Some Remortgaging Issues You Should Always Be Prepared For
Since the financial crisis, the mortgage and property markets have been extremely sluggish with property prices dropping significantly
. But since news that the Bank of England base rate is due to increase, lenders have been littered with remortgage applications from homeowners looking for lower cost remortgage deals.
Before 2008 it was common for banks and building societies to offer 100 per cent mortgages. This meant that first time buyers were able to get onto the property ladder without having to put down a deposit. Some lenders, including failed bank Northern Rock, even offered 125 per cent loans where borrowers could take out additional funds to furnish or redecorate their new property.
After the credit crunch in spring 2008, the majority of lenders radically reduced the percentage of loan to value (LTV) that they were willing to lend, and all home loans of more than the property's value were abolished, it is unlikely we will see such extravagant lending again.
These days, many lenders will only agree a mortgage for up to 80 per cent of the value of a property. This has meant that first time buyers have had to find a large deposit if they want to get onto the housing ladder. With many young buyers not being able to save such substantial deposits, thousands of people have been unable to buy.
The tighter lending criteria has also meant that many people with an existing mortgage have found it very difficult to find a remortgage deal, as lenders are often still requiring a 85% loan to value application to proceed, meaning that you would need to have 15% equity built up (paid off) in the property to change to a different mortgage deal.
They should now wait either for the borrowing criteria from banks to improve or for the equity stored in their property to grow by a sufficient percentage, and with the economic outlook as bleak as it is, it is uncertain which is likely to happen first?
For those mortgage loan customers who currently have enough equity in their home, re-mortgaging is much easier, and there are excellent deals on the market. For those who plan to hold on to their existing mortgage provider; there should be a relatively straightforward procedure to access additional funds.
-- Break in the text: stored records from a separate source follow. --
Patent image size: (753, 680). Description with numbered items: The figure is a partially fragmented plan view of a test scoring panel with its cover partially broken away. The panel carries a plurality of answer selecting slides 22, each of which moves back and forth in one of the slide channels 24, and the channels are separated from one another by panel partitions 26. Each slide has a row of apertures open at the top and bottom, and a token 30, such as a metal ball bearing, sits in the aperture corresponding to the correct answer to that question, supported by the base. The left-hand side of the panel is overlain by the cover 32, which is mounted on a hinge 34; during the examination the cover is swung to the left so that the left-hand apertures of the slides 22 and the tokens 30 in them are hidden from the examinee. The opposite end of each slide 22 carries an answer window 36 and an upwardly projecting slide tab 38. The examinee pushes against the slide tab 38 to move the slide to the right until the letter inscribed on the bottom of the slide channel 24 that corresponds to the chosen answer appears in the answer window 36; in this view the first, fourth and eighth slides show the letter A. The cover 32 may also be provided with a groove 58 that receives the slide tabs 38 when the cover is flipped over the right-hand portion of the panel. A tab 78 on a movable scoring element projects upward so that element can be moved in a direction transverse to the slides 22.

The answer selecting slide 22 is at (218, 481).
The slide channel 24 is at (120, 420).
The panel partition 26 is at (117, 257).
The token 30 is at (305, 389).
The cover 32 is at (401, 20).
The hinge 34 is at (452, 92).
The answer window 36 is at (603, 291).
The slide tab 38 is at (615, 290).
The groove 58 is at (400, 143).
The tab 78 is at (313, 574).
Lenders frequently contact borrowers shortly before the expiry of their existing fixed or discounted rate deal and offer them a range of options. These are often called 'retention' products and they are aimed at discouraging borrowers from remortgaging elsewhere.
If your introductory rate has already finished, you are likely to be on the lender's standard variable rate, which will be low for now, but this will increase when the Bank of England base rate increases, so you might want to look for a fixed rate remortgage deal.
In order to work out which is the best remortgage product for you, it is wise to take professional advice from a mortgage broker. Brokers can research the market on your behalf to compare the best remortgage deals with the products you may have been offered by your current lender. They can also calculate whether a remortgage will save you money.